An AI publishing pioneer, the Associated Press tasked technology with automating quarterly earnings reports. It increased output by tenfold and with far few errors to boot. Forbes, Bloomberg and Reuters use similar tools. Unlike Heliograf, they don’t write stories; instead, they make it infinitely easier for humans to do so.

Like the AP, these publishers have AI dissect companies’ earnings instantly. They also recap numbers to provide context, suggest relevant images and make recommendations for appropriate, compelling headlines.


According to PwC’s survey, media brands are largely lagging in AI adoption because of fear and uncertainty, both about deploying AI and measuring its results. One way AI has proven to be effective is personalization. Netflix’s highly sophisticated recommendation engine cuts down on choice paralysis, increasing engagement and ultimately saves the streaming giant an annual $1 billion.

Applying that to a traditional publisher, Business Insider has more content than anyone can, or wants to, read or watch. Based on the content readers engage with, Business Insider creates profiles on them, using that data to personalize content recommendations, both onsite and in emails.

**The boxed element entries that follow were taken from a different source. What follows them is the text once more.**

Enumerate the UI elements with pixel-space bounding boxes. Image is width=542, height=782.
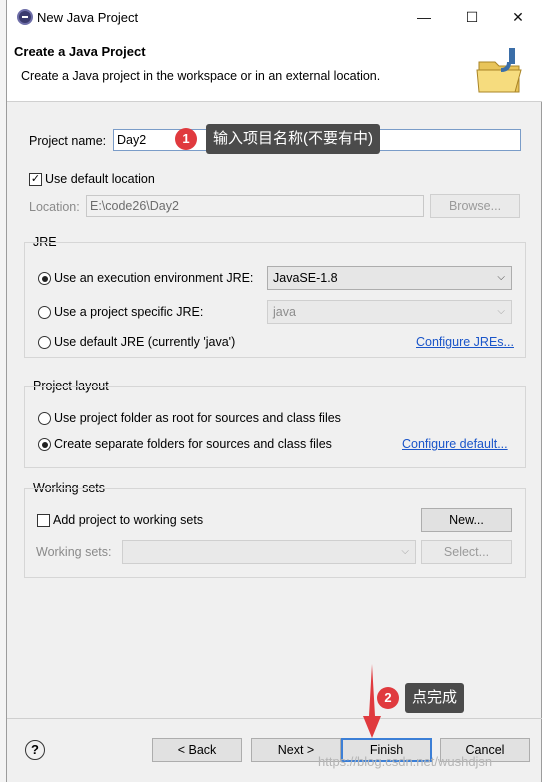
back-button[interactable]: < Back <box>152 738 242 762</box>
project-name-label: Project name: <box>29 134 107 148</box>
wizard-header: Create a Java Project Create a Java proj… <box>7 34 542 102</box>
separate-folders-label: Create separate folders for sources and … <box>54 437 332 451</box>
execution-environment-label: Use an execution environment JRE: <box>54 271 254 285</box>
minimize-button[interactable]: — <box>409 6 439 28</box>
project-layout-group <box>24 386 526 468</box>
execution-environment-radio[interactable] <box>38 272 51 285</box>
project-specific-jre-label: Use a project specific JRE: <box>54 305 204 319</box>
step-2-tooltip: 点完成 <box>405 683 465 713</box>
working-sets-combo[interactable]: ⌵ <box>122 540 416 564</box>
add-to-working-sets-checkbox[interactable] <box>37 514 50 527</box>
step-2-badge: 2 <box>377 687 399 709</box>
new-working-set-button[interactable]: New... <box>421 508 512 532</box>
java-project-folder-icon <box>476 48 522 93</box>
project-specific-jre-radio[interactable] <box>38 306 51 319</box>
use-default-location-checkbox[interactable]: ✓ <box>29 173 42 186</box>
project-specific-jre-combo[interactable]: java ⌵ <box>267 300 512 324</box>
use-default-location-label: Use default location <box>45 172 155 186</box>
close-button[interactable]: ✕ <box>503 6 533 28</box>
window-title: New Java Project <box>37 10 139 25</box>
help-icon[interactable]: ? <box>25 740 45 760</box>
chevron-down-icon: ⌵ <box>401 546 409 557</box>
execution-environment-combo[interactable]: JavaSE-1.8 ⌵ <box>267 266 512 290</box>
working-sets-label: Working sets: <box>36 545 112 559</box>
select-working-sets-button[interactable]: Select... <box>421 540 512 564</box>
add-to-working-sets-label: Add project to working sets <box>53 513 204 527</box>
button-bar-separator <box>7 718 542 719</box>
project-specific-jre-value: java <box>273 305 296 319</box>
eclipse-icon <box>17 9 33 25</box>
browse-button[interactable]: Browse... <box>430 194 520 218</box>
title-bar: New Java Project — ☐ ✕ <box>7 0 542 34</box>
chevron-down-icon: ⌵ <box>497 272 505 283</box>
page-title: Create a Java Project <box>14 44 146 59</box>
page-description: Create a Java project in the workspace o… <box>21 69 381 83</box>
chevron-down-icon: ⌵ <box>497 306 505 317</box>
watermark: https://blog.csdn.net/wushdjsn <box>318 754 493 769</box>
separate-folders-radio[interactable] <box>38 438 51 451</box>
step-1-tooltip: 输入项目名称(不要有中) <box>206 124 380 154</box>
default-jre-radio[interactable] <box>38 336 51 349</box>
configure-default-link[interactable]: Configure default... <box>402 437 508 451</box>
configure-jres-link[interactable]: Configure JREs... <box>416 335 514 349</box>
execution-environment-value: JavaSE-1.8 <box>273 271 338 285</box>
step-1-badge: 1 <box>175 128 197 150</box>
new-java-project-dialog: New Java Project — ☐ ✕ Create a Java Pro… <box>6 0 542 782</box>
location-label: Location: <box>29 200 80 214</box>
location-input[interactable]: E:\code26\Day2 <box>86 195 424 217</box>
maximize-button[interactable]: ☐ <box>457 6 487 28</box>
single-folder-label: Use project folder as root for sources a… <box>54 411 341 425</box>
default-jre-label: Use default JRE (currently 'java') <box>54 335 236 349</box>
single-folder-radio[interactable] <box>38 412 51 425</box>
working-sets-group <box>24 488 526 578</box>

That focus on personalization helped Business Insider achieve a 60% increase in click-through rates and a 150% boost in ad click rates within email newsletters. Additionally, recirculation traffic within the site jumped 52%. The New York Times also plans to invest heavily in talent with AI, machine learning and data science backgrounds, intending to boost engagement with personalized Facebook-style feeds.

Content Distribution

AI helps Forbes journalists write content and Business Insider readers discover content. It can also help with distributing content, an area where BuzzFeed can certainly use help. Many BuzzFeed readers discover content on the publisher’s social media channels, of which there are more than 400.

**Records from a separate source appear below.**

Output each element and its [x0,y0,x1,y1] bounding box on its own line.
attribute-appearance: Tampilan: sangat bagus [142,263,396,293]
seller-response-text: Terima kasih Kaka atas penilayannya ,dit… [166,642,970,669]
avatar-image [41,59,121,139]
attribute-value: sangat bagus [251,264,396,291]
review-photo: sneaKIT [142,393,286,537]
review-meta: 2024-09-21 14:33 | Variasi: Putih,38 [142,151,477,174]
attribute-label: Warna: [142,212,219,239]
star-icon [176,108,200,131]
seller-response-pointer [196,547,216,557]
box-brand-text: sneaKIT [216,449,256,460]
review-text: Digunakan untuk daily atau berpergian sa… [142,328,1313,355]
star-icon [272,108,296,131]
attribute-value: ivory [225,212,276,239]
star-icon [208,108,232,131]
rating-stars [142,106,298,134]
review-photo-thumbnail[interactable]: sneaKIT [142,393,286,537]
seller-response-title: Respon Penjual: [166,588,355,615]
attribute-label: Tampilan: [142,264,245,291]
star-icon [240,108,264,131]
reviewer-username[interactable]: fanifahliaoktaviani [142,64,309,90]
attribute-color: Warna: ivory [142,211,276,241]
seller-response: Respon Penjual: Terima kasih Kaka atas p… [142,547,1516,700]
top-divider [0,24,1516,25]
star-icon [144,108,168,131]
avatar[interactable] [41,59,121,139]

BuzzFeed streamlined social publishing and took it further with AI. A joint effort between the product, social media, engineering and data science teams, BuzzFeed built a machine learning model that suggested which pieces of content to publish where, based on historic data around well-performing content.

One model helps social find trending evergreen content to repromote; another helps find similar content to repromote. A third scheduling model suggests the best publish times based on past performance.